Raskolnikow zastanawia się jednak nad użytecznością społeczną lichwiarki. Uważa, że jej śmierć pomoże "setki, tysiące ludzkich istnień,(...) dziesiątki rodzin ocalić od nędzy, rozkładu, zguby". Swoje credo formułuje w artykule "O zbrodni", w którym opowiada się za podziałem ludzi na "niezwykłych" i całą resztę "zwykłych". Próbuje on tam bowiem dowieść, że wybitne jednostki są jakby ponad prawem i mogą nawet popełniać morderstwa, wedle własnego uznania, jeśliby tylko miało od tego poprawić się życie innych ludzi. Sam poczuł się jednym ponad społeczeństwem indywidualnością na tyle silną, że może zabijać "wszy" jak nazwał lichwiarkę, pasożytujące i wykorzystujące słabszych od siebie. Autor "Braci Karamazow" w pokazaniu takiej koncepcji człowieka okazał się prekursorem, gdyż wyprzedził nawet Nietzchego, którego uważa się za twórcę pojęcia "nadczłowieka". Raskolnikow poprzez swój mord chce poświadczyć swojej siły i oddania dla dobra społeczeństwa pogrążonego w nędzy. Jest to przykład postaci, która we wspaniały sposób zagłuszyła w sobie (sztucznie stworzoną, sprzeczna wszakże z prawami natury, ideologią) jakiekolwiek sumienie i poczucie czynionego zła. Ze swojej wydumanej, wysokiej pozycji tak określa lichwiarkę, człowieka w końcu uczciwie zarabiającego na życie i swoja role: "Zabij ją i weź jej pieniądze, z tym że następnie z ich pomocą poświęcisz się służbie dla całej ludzkości, dla dobra powszechnego: jak sądzisz, czy tysiące dobrych czynów nie zmażą jednej drobniuteńkiej zbrodni? Za jedno życie... tysiąc żywotów uratowanych od gnicia i rozkładu. Jedna śmierć w zamian za sto żywotów, przecież to prosty rachunek. Zresztą, co waży na ogólnej szali życie tego suchotniczego, głupiego i złego babsztyla? Nie więcej niźli życie wszy, karalucha, a nawet mniej, bo to sekutnica szkodliwa".

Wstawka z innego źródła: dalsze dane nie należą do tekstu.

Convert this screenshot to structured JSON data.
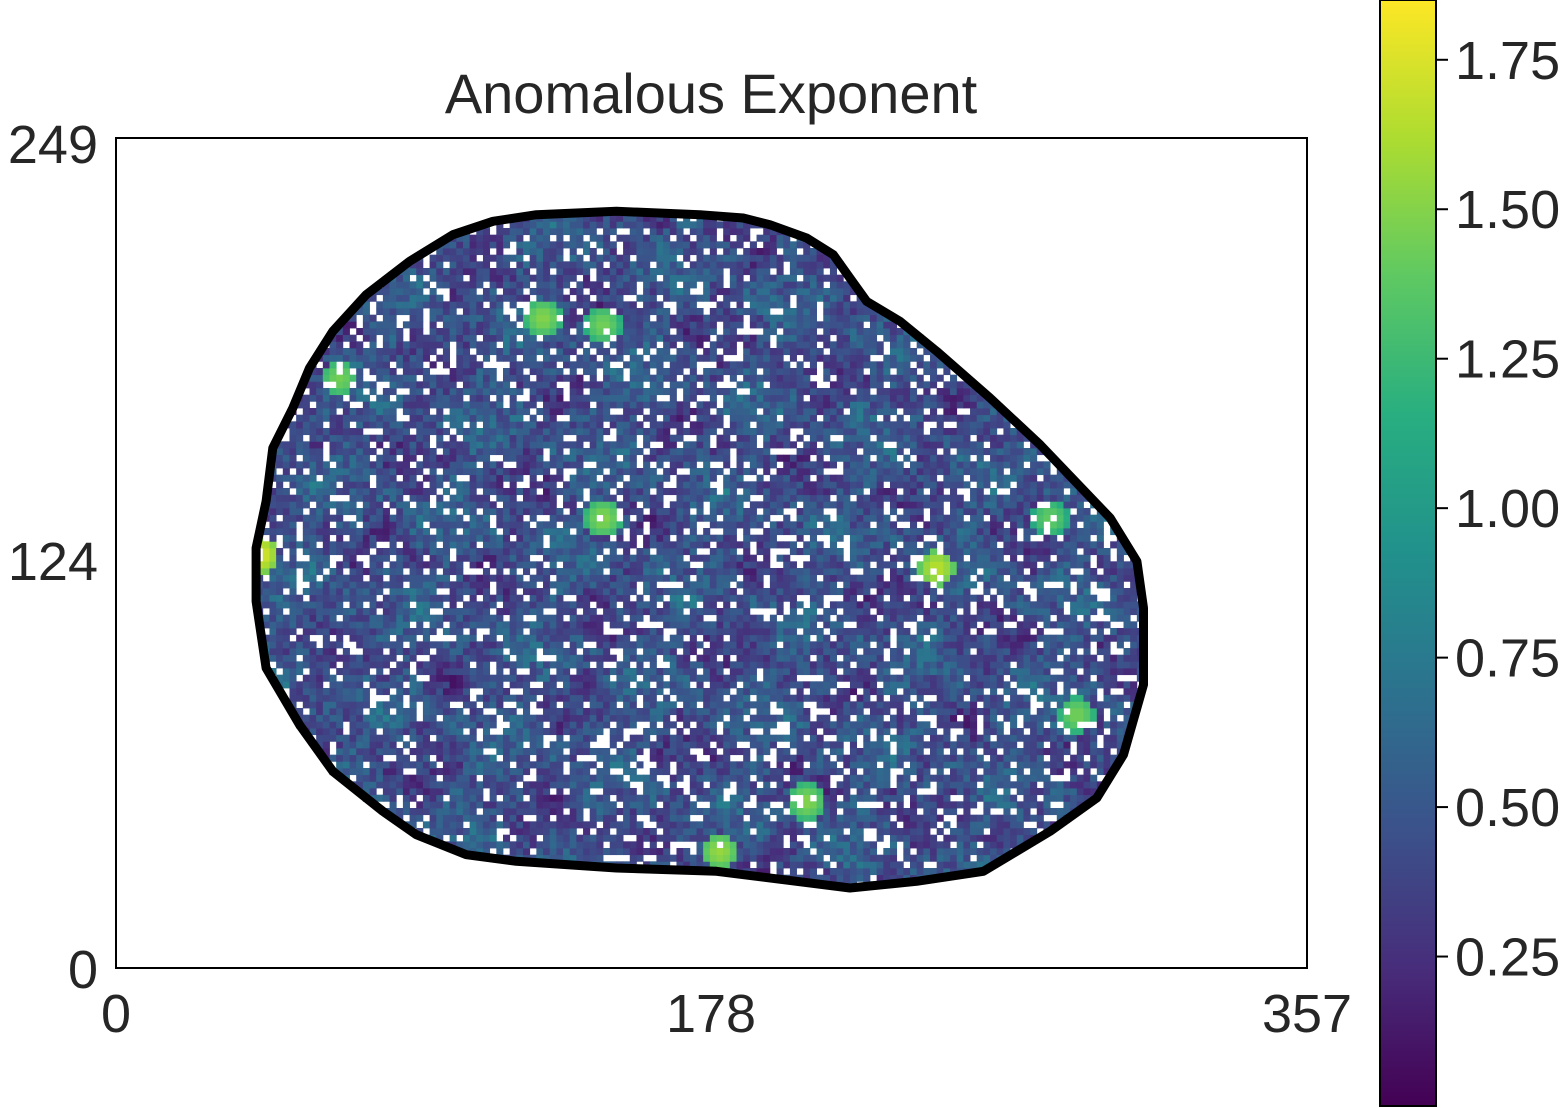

Można powiedzieć, że druga stroną medalu ludzkiego sumienia jest biała Sonia, odpowiednik czarnej postaci Raskolnikowa. Dziewczynę tę, w końcu prostytutkę zarabiającą by rodzina nie zmarła z głodu i nędzy, cechuje niepokalana czystość sumienia i prawie brak grzechu. W pewnym momencie, po przyznaniu się do morderstwa Rodion pada przed nią na kolana i całuje w stopę "Nie tobie się pokłoniłem, pokłoniłem się całemu cierpieniu ludzkiemu". Mówi, że zaszczytem byłoby siedzenie koło niej dla całej jego rodziny. "Siedzieć koło mnie... Zaszczyt! Przecież ja jestem... bez czci, jestem wielka, wielka grzesznica!" odpowiada mu ona.

Młoda dziewczyna staje się dla mordercy ostoją jego sumienia. To ona czyta mu ewangeliczny opis cudu wskrzeszenia Łazarza, która to historia staję się i jego udziałem. Choć nie pojawiają się u Raskolnikowa żądne elementy wyrzutów sumienia, zaczyna dostrzegać błędy swoich wcześniejszych poglądów. Sonia ukazuje mu drogę nawrócenia, w której ważna staje się jej miłość i łaska dana przez Boga. Raskolnikow już na początku drogi tej przemiany całuje ziemie, jakby przepraszając całą ludzkość za swój morderczy czyn i oddaje się w ręce policji. Ich wspólne uczucie pokazuje jak jeden człowiek w drugim może znaleźć pomoc i oddanie, tak jak we własnym sumieniu. Wydaje mi się, że zacytowana na początku definicja encyklopedyczna w świetle powieści Fiodora Dostojewskiego jest niepełna i należy ja poszerzyć o możliwość taka, że sumieniem może być czasem druga osoba, jeśli ta pierwsza nie potrafi wykrzesać go w sobie.